The unfitted polyurethane composition within the scope of the present invention (Example 3), had superior properties when compared to the filled systems illustrated in Examples 1 and 2. The wet rubber crumbs used in Example 1 caused severe foaming and also led to a loss in physical properties of the resulting polyurethane. Figure 1 shows the micro-bubbles formed by the reaction of the isocyanate with the water present in the rubber crumbs used. The filled polyurethane made with the dry filler in Example 2 did not exhibit the severe foaming of the composition of Example 1, however, micro-defects caused by the rubber particles which can be seen in Figure 2, cause a weakening of the polyurethane. Under actual application conditions outdoors it is not feasible to dry the filler or to keep a pre-dried filler from absorbing moisture on the surface. Predrying the filler for an extended period of time at high temperatures also has a negative impact on the economics of the composite liner system.

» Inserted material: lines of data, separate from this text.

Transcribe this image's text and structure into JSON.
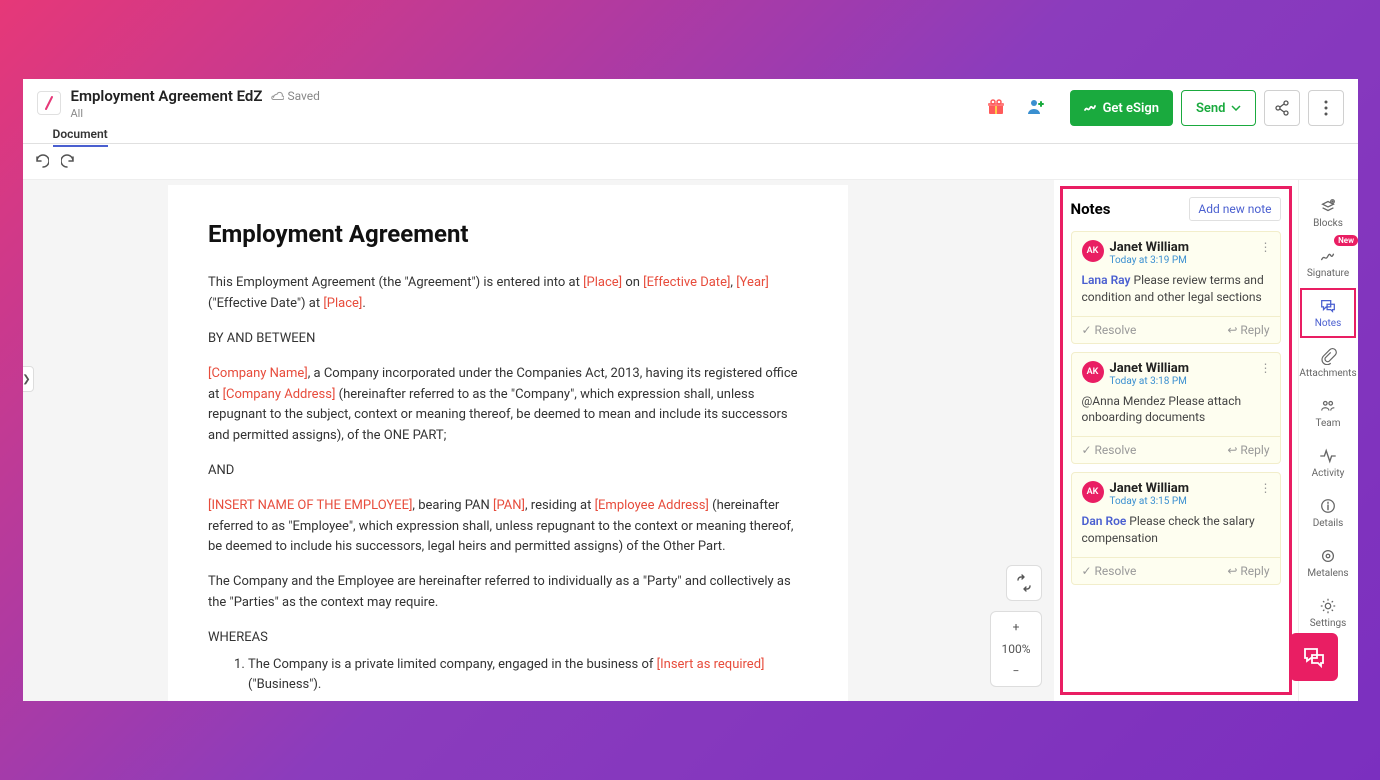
{
  "header": {
    "title": "Employment Agreement EdZ",
    "saved": "Saved",
    "subtitle": "All",
    "tab": "Document",
    "esign": "Get eSign",
    "send": "Send"
  },
  "doc": {
    "heading": "Employment Agreement",
    "p1a": "This Employment Agreement (the \"Agreement\") is entered into at ",
    "ph_place": "[Place]",
    "p1b": " on ",
    "ph_eff": "[Effective Date]",
    "comma": ", ",
    "ph_year": "[Year]",
    "p1c": " (\"Effective Date\") at ",
    "ph_place2": "[Place]",
    "period": ".",
    "p2": "BY AND BETWEEN",
    "ph_co": "[Company Name]",
    "p3a": ", a Company incorporated under the Companies Act, 2013, having its registered office at ",
    "ph_addr": "[Company Address]",
    "p3b": " (hereinafter referred to as the \"Company\", which expression shall, unless repugnant to the subject, context or meaning thereof, be deemed to mean and include its successors and permitted assigns), of the ONE PART;",
    "p4": "AND",
    "ph_emp": "[INSERT NAME OF THE EMPLOYEE]",
    "p5a": ", bearing PAN ",
    "ph_pan": "[PAN]",
    "p5b": ", residing at ",
    "ph_eaddr": "[Employee Address]",
    "p5c": " (hereinafter referred to as \"Employee\", which expression shall, unless repugnant to the context or meaning thereof, be deemed to include his successors, legal heirs and permitted assigns) of the Other Part.",
    "p6": "The Company and the Employee are hereinafter referred to individually as a \"Party\" and collectively as the \"Parties\" as the context may require.",
    "p7": "WHEREAS",
    "li1a": "The Company is a private limited company, engaged in the business of ",
    "ph_ins": "[Insert as required]",
    "li1b": " (\"Business\")."
  },
  "zoom": "100%",
  "notes": {
    "title": "Notes",
    "add": "Add new note",
    "items": [
      {
        "avatar": "AK",
        "author": "Janet William",
        "time": "Today at 3:19 PM",
        "mention": "Lana Ray",
        "body": "Please review terms and condition and other legal sections"
      },
      {
        "avatar": "AK",
        "author": "Janet William",
        "time": "Today at 3:18 PM",
        "mention": "",
        "body": "@Anna Mendez Please attach onboarding documents"
      },
      {
        "avatar": "AK",
        "author": "Janet William",
        "time": "Today at 3:15 PM",
        "mention": "Dan Roe",
        "body": "Please check the salary compensation"
      }
    ],
    "resolve": "Resolve",
    "reply": "Reply"
  },
  "sidebar": {
    "blocks": "Blocks",
    "signature": "Signature",
    "notes": "Notes",
    "attachments": "Attachments",
    "team": "Team",
    "activity": "Activity",
    "details": "Details",
    "metalens": "Metalens",
    "settings": "Settings",
    "new": "New"
  }
}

The foaming and micro-defects in the polyurethanes of Examples 1 and 2 seen in Figures 1 and 2, are not, however, experienced in the unfilled polyurethane made in Example 3 as is evident from Figure 3.

Example 4 Isocyanate A, and Polyol Blend A were delivered to a mixing chamber at an Isocyanate Index of 105 and applied to a geotextile using the device disclosed in U. S. Patent 5,639,331. The impregnated

geotextile was then cut to the desired length and placed in an earthen ditch in a manner such that the impregnated geotextile covered the entire surface area of the ditch but did not overlap the"lip"or"edge"of the ditch.

Any wrinkles or irregularities were smoothed before the polyurethane cured. The polyurethane was allowed to cure under ambient conditions.

The ditch liner thus formed was very effective in conveying captured rain water without significant loss due to seepage or leakage.

Although the invention has been described in detail in the foregoing for the purpose of illustration, it is to be understood that such detail is solely for that purpose and that variations can be made therein by those skilled in the art without departing from the spirit and scope of the invention except as it may be limited by the claims.